As a true freshman, DiIorio said he was apprehensive -- hesitant at best. He didn't want to get in anyone's way or step on anyone's shoes. He knew he wasn't going to be relied on for much coming off the bench, so he focused on defense.

Lots of defense.

"My first year, not all my confidence was out there," DiIorio said. "I thought defense was really something I needed to master if I ever wanted to play."

He didn't do much in the stat box that season, or the following one, but he was a highlight reel of the intangibles.

Loose balls, boxing out, perimeter defense -- DiIorio was making a mark.

Then last season he became mainstay in the rotation, playing in 30 games and starting three of them.

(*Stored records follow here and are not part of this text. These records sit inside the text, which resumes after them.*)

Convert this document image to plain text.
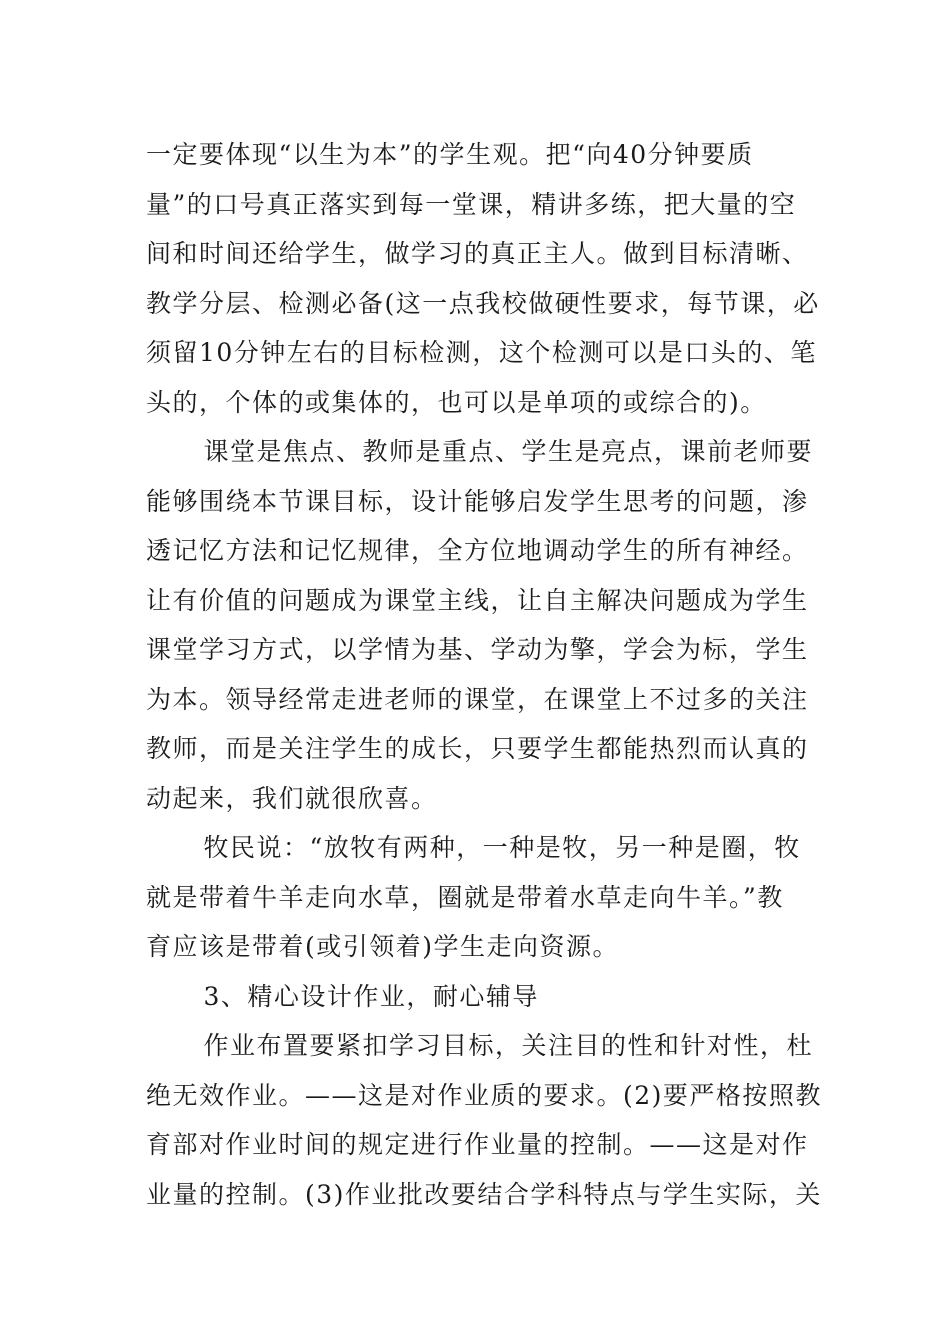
一定要体现“以生为本”的学生观。把“向40分钟要质
量”的口号真正落实到每一堂课，精讲多练，把大量的空
间和时间还给学生，做学习的真正主人。做到目标清晰、
教学分层、检测必备(这一点我校做硬性要求，每节课，必
须留10分钟左右的目标检测，这个检测可以是口头的、笔
头的，个体的或集体的，也可以是单项的或综合的)。
课堂是焦点、教师是重点、学生是亮点，课前老师要
能够围绕本节课目标，设计能够启发学生思考的问题，渗
透记忆方法和记忆规律，全方位地调动学生的所有神经。
让有价值的问题成为课堂主线，让自主解决问题成为学生
课堂学习方式，以学情为基、学动为擎，学会为标，学生
为本。领导经常走进老师的课堂，在课堂上不过多的关注
教师，而是关注学生的成长，只要学生都能热烈而认真的
动起来，我们就很欣喜。
牧民说：“放牧有两种，一种是牧，另一种是圈，牧
就是带着牛羊走向水草，圈就是带着水草走向牛羊。”教
育应该是带着(或引领着)学生走向资源。
3、精心设计作业，耐心辅导
作业布置要紧扣学习目标，关注目的性和针对性，杜
绝无效作业。——这是对作业质的要求。(2)要严格按照教
育部对作业时间的规定进行作业量的控制。——这是对作
业量的控制。(3)作业批改要结合学科特点与学生实际，关
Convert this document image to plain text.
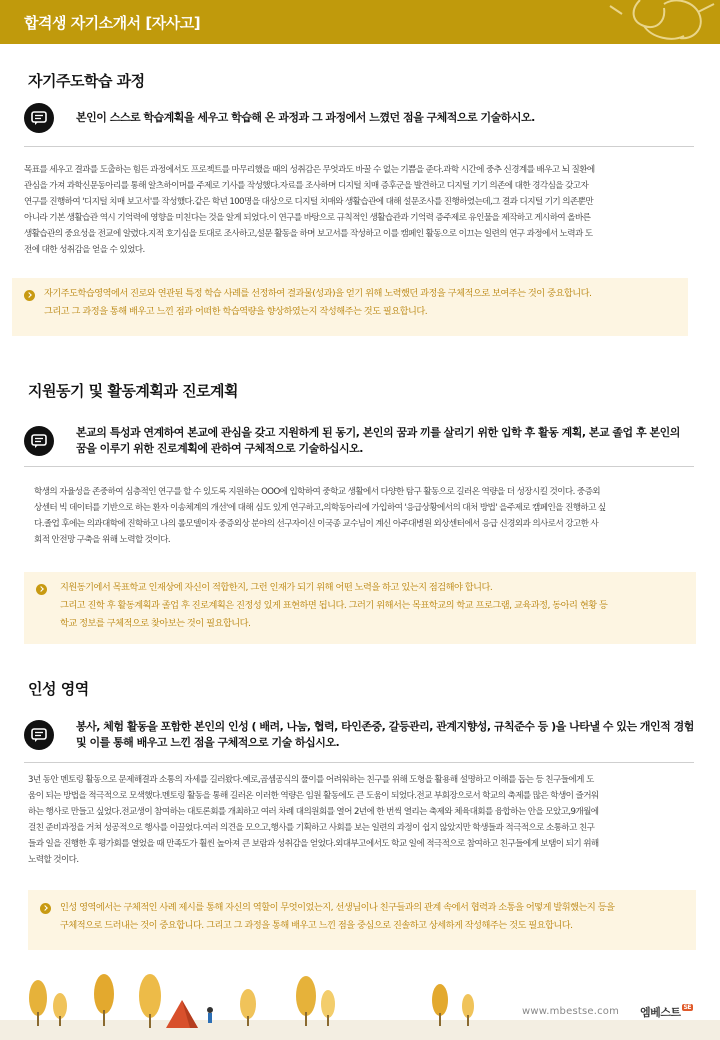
합격생 자기소개서 [자사고]
자기주도학습 과정
본인이 스스로 학습계획을 세우고 학습해 온 과정과 그 과정에서 느꼈던 점을 구체적으로 기술하시오.
목표를 세우고 결과를 도출하는 힘든 과정에서도 프로젝트를 마무리했을 때의 성취감은 무엇과도 바꿀 수 없는 기쁨을 준다.과학 시간에 중추 신경계를 배우고 뇌 질환에
관심을 가져 과학신문동아리를 통해 알츠하이머를 주제로 기사를 작성했다.자료를 조사하며 디지털 치매 증후군을 발견하고 디지털 기기 의존에 대한 경각심을 갖고자
연구를 진행하여 '디지털 치매 보고서'를 작성했다.같은 학년 100명을 대상으로 디지털 치매와 생활습관에 대해 설문조사를 진행하였는데,그 결과 디지털 기기 의존뿐만
아니라 기본 생활습관 역시 기억력에 영향을 미친다는 것을 알게 되었다.이 연구를 바탕으로 규칙적인 생활습관과 기억력 증주제로 유인물을 제작하고 게시하여 올바른
생활습관의 중요성을 전교에 알렸다.지적 호기심을 토대로 조사하고,설문 활동을 하며 보고서를 작성하고 이를 캠페인 활동으로 이끄는 일련의 연구 과정에서 노력과 도
전에 대한 성취감을 얻을 수 있었다.
자기주도학습영역에서 진로와 연관된 특정 학습 사례를 선정하여 결과물(성과)을 얻기 위해 노력했던 과정을 구체적으로 보여주는 것이 중요합니다.
그리고 그 과정을 통해 배우고 느낀 점과 어떠한 학습역량을 향상하였는지 작성해주는 것도 필요합니다.
지원동기 및 활동계획과 진로계획
본교의 특성과 연계하여 본교에 관심을 갖고 지원하게 된 동기, 본인의 꿈과 끼를 살리기 위한 입학 후 활동 계획, 본교 졸업 후 본인의
꿈을 이루기 위한 진로계획에 관하여 구체적으로 기술하십시오.
학생의 자율성을 존중하여 심층적인 연구를 할 수 있도록 지원하는 OOO에 입학하여 중학교 생활에서 다양한 탐구 활동으로 길러온 역량을 더 성장시킬 것이다. 중증외
상센터 빅 데이터를 기반으로 하는 환자 이송체계의 개선'에 대해 심도 있게 연구하고,의학동아리에 가입하여 '응급상황에서의 대처 방법' 을주제로 캠페인을 진행하고 싶
다.졸업 후에는 의과대학에 진학하고 나의 롤모델이자 중증외상 분야의 선구자이신 이국종 교수님이 계신 아주대병원 외상센터에서 응급 신경외과 의사로서 강고한 사
회적 안전망 구축을 위해 노력할 것이다.
지원동기에서 목표학교 인재상에 자신이 적합한지, 그런 인재가 되기 위해 어떤 노력을 하고 있는지 점검해야 합니다.
그리고 진학 후 활동계획과 졸업 후 진로계획은 진정성 있게 표현하면 됩니다. 그러기 위해서는 목표학교의 학교 프로그램, 교육과정, 동아리 현황 등
학교 정보를 구체적으로 찾아보는 것이 필요합니다.
인성 영역
봉사, 체험 활동을 포함한 본인의 인성 ( 배려, 나눔, 협력, 타인존중, 갈등관리, 관계지향성, 규칙준수 등 )을 나타낼 수 있는 개인적 경험
및 이를 통해 배우고 느낀 점을 구체적으로 기술 하십시오.
3년 동안 멘토링 활동으로 문제해결과 소통의 자세를 길러왔다.예로,곱셈공식의 풀이를 어려워하는 친구를 위해 도형을 활용해 설명하고 이해를 돕는 등 친구들에게 도
움이 되는 방법을 적극적으로 모색했다.멘토링 활동을 통해 길러온 이러한 역량은 임원 활동에도 큰 도움이 되었다.전교 부회장으로서 학교의 축제를 많은 학생이 즐거워
하는 행사로 만들고 싶었다.전교생이 참여하는 대토론회를 개최하고 여러 차례 대의원회를 열어 2년에 한 번씩 열리는 축제와 체육대회를 융합하는 안을 모았고,9개월에
걸친 준비과정을 거쳐 성공적으로 행사를 이끌었다.여러 의견을 모으고,행사를 기획하고 사회를 보는 일련의 과정이 쉽지 않았지만 학생들과 적극적으로 소통하고 친구
들과 일을 진행한 후 평가회를 열었을 때 만족도가 훨씬 높아져 큰 보람과 성취감을 얻었다.외대부고에서도 학교 일에 적극적으로 참여하고 친구들에게 보탬이 되기 위해
노력할 것이다.
인성 영역에서는 구체적인 사례 제시를 통해 자신의 역할이 무엇이었는지, 선생님이나 친구들과의 관계 속에서 협력과 소통을 어떻게 발휘했는지 등을
구체적으로 드러내는 것이 중요합니다. 그리고 그 과정을 통해 배우고 느낀 점을 중심으로 진솔하고 상세하게 작성해주는 것도 필요합니다.
www.mbestse.com 엠베스트 $^{SE}$
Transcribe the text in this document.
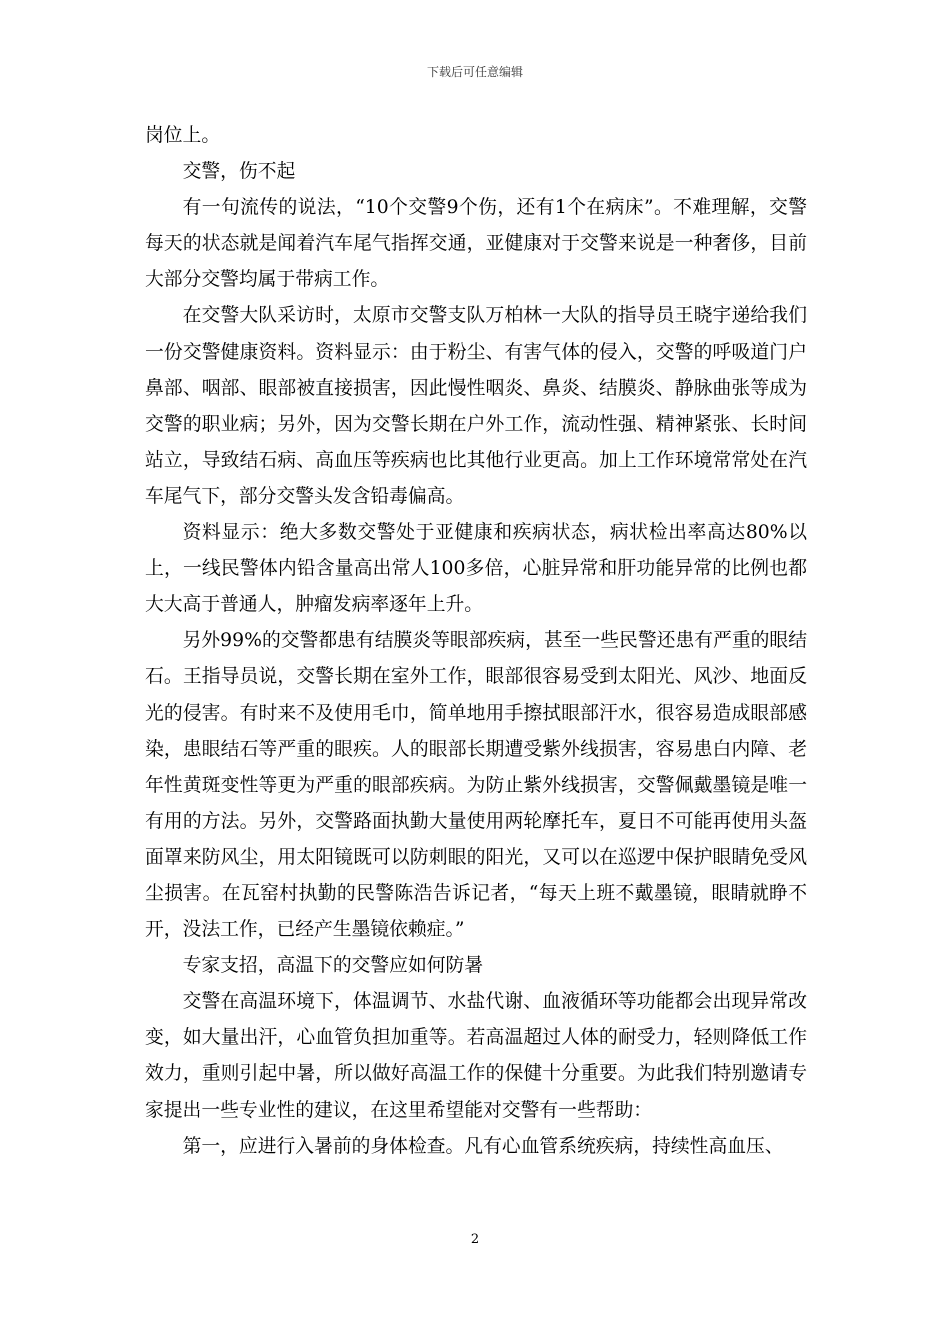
下载后可任意编辑

岗位上。

交警，伤不起

有一句流传的说法，“10个交警9个伤，还有1个在病床”。不难理解，交警每天的状态就是闻着汽车尾气指挥交通，亚健康对于交警来说是一种奢侈，目前大部分交警均属于带病工作。

在交警大队采访时，太原市交警支队万柏林一大队的指导员王晓宇递给我们一份交警健康资料。资料显示：由于粉尘、有害气体的侵入，交警的呼吸道门户鼻部、咽部、眼部被直接损害，因此慢性咽炎、鼻炎、结膜炎、静脉曲张等成为交警的职业病；另外，因为交警长期在户外工作，流动性强、精神紧张、长时间站立，导致结石病、高血压等疾病也比其他行业更高。加上工作环境常常处在汽车尾气下，部分交警头发含铅毒偏高。

资料显示：绝大多数交警处于亚健康和疾病状态，病状检出率高达80%以上，一线民警体内铅含量高出常人100多倍，心脏异常和肝功能异常的比例也都大大高于普通人，肿瘤发病率逐年上升。

另外99%的交警都患有结膜炎等眼部疾病，甚至一些民警还患有严重的眼结石。王指导员说，交警长期在室外工作，眼部很容易受到太阳光、风沙、地面反光的侵害。有时来不及使用毛巾，简单地用手擦拭眼部汗水，很容易造成眼部感染，患眼结石等严重的眼疾。人的眼部长期遭受紫外线损害，容易患白内障、老年性黄斑变性等更为严重的眼部疾病。为防止紫外线损害，交警佩戴墨镜是唯一有用的方法。另外，交警路面执勤大量使用两轮摩托车，夏日不可能再使用头盔面罩来防风尘，用太阳镜既可以防刺眼的阳光，又可以在巡逻中保护眼睛免受风尘损害。在瓦窑村执勤的民警陈浩告诉记者，“每天上班不戴墨镜，眼睛就睁不开，没法工作，已经产生墨镜依赖症。”

专家支招，高温下的交警应如何防暑

交警在高温环境下，体温调节、水盐代谢、血液循环等功能都会出现异常改变，如大量出汗，心血管负担加重等。若高温超过人体的耐受力，轻则降低工作效力，重则引起中暑，所以做好高温工作的保健十分重要。为此我们特别邀请专家提出一些专业性的建议，在这里希望能对交警有一些帮助：

第一，应进行入暑前的身体检查。凡有心血管系统疾病，持续性高血压、

2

His goal for this season is lofty: Help get the Cougs to the NCAA Tournament. After that, he has his eyes set on playing professionally overseas.

He notes that he's majoring in strategic communication with an emphasis in public relations. "If I can't play ball, it's time to step into the real world," DiIorio said. "Would love to get to work overseas in some capacity."

DiIorio led WSU in FG percentage last season, hitting 35 of 64 shots.